滤泡性淋巴瘤伴浆细胞分化(FL-PCD)包括两个主要亚型:一个主要为滤泡间浆细胞分化,通常具有 BCL2 重排(BCL2-R),另一个主要为滤泡内浆细胞分化,且常缺乏 BCL2-R。有人提出,这些病例与边缘区淋巴瘤(MZL)有一些共同特征。为了在更大的 FL-PCD 队列中进一步探索这一假说,对 25 例此类病例进行了临床病理研究,包括对其突变情况的分析。10 例滤泡间 FL-PCD 表现为典型的滤泡内中心细胞/中心母细胞(90%)、CD10 表达(90%)、完全浆细胞分化,包括浆细胞表达 CD138(100%),且具有类别转换的免疫球蛋白重链(70%)。这些病例均为 BCL2-R 阳性(100%),BCL6-R 阳性占 30%,无额外的 BCL2 拷贝,仅 22%有额外的 BCL6 拷贝。与经典的 FL 相似,80%的滤泡间 FL-PCD 存在表观遗传调节因子 KMT2D(70%)、CREBBP(40%)和/或 EZH2(30%)的突变。
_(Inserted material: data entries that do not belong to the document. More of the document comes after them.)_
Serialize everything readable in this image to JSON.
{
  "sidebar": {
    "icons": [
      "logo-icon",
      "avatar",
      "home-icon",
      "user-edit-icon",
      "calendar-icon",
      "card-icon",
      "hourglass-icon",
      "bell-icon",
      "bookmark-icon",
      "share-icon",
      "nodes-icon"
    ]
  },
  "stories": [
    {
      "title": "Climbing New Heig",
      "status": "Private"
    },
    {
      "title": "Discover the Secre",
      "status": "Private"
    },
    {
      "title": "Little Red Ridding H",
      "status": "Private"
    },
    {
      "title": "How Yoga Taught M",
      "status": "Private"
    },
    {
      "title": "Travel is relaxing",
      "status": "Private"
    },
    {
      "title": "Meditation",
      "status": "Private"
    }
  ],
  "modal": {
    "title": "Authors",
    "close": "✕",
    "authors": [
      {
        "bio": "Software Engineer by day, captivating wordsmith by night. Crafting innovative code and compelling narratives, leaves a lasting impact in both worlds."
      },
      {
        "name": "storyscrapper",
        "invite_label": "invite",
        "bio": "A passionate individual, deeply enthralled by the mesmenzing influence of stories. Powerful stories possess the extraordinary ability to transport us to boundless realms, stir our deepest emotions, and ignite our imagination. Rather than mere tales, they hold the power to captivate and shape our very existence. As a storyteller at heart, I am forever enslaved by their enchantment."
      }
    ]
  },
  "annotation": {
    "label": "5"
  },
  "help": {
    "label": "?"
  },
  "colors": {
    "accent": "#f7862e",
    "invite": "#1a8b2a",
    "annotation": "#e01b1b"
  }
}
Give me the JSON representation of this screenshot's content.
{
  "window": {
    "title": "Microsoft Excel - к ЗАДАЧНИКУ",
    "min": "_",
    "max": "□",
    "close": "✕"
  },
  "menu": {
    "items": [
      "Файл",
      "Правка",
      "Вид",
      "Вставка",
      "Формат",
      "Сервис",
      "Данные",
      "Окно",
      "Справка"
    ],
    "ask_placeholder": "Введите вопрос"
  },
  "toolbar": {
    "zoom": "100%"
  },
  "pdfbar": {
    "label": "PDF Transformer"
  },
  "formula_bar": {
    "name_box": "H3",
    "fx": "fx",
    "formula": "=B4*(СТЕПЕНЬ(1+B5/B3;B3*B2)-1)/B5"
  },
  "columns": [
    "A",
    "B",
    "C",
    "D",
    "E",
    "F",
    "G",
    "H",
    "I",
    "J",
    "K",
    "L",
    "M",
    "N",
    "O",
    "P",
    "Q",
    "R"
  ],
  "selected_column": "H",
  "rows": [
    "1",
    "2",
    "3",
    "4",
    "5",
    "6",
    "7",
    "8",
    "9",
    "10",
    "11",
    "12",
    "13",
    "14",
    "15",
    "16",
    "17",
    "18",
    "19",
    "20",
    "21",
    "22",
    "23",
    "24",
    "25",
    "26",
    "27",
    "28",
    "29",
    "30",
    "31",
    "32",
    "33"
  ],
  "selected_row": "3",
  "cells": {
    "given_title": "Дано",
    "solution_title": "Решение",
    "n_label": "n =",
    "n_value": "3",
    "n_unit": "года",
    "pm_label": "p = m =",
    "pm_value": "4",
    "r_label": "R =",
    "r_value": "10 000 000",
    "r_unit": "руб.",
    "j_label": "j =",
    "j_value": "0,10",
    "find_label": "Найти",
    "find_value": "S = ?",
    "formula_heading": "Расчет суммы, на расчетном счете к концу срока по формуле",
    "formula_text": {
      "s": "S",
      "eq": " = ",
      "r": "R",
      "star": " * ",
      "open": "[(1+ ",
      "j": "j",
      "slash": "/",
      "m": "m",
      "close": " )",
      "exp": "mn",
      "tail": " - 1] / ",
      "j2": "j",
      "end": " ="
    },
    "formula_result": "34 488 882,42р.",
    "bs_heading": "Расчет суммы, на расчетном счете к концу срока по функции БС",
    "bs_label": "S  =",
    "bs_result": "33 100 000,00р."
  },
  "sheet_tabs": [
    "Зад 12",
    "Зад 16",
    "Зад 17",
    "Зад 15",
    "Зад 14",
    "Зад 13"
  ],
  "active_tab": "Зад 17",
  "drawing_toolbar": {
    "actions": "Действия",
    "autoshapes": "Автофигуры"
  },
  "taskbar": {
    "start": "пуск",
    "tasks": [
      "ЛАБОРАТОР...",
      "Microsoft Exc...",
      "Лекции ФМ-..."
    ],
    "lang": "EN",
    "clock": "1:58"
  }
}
相比之下,11 例滤泡内 FL-PCD 中仅有 45%表现为典型的滤泡内中心细胞/中心母细胞,55%为 CD10(-),80%含有 IgM+浆细胞,仅 27%存在 BCL2-R。27%的滤泡内 FL-PCD 存在 BCL6-R,而 60%显示 BCL2 的额外拷贝,50%显示 BCL6 的额外拷贝,分别与染色体 18 和 3 的完全或部分三体相一致。只有 54%的滤泡内 FL-PCD 存在表观遗传调节因子的突变。这两种亚型与经典 FL 相比都有突变差异,但只有滤泡间亚型与结内 MZL 报道的不同。另外 4 例表现为混合的滤泡内和滤泡间浆细胞分化。这些结果提示 FL-PCD 具有一些独特的特征,并支持存在两个主要亚型。滤泡间 PCD 亚型与经典 FL 有许多共同特征。滤泡内的 FL-PCD 则更加异质性,与经典 FL 有差异,与 MZL 在形态学、免疫表型和遗传学上有更大的重叠。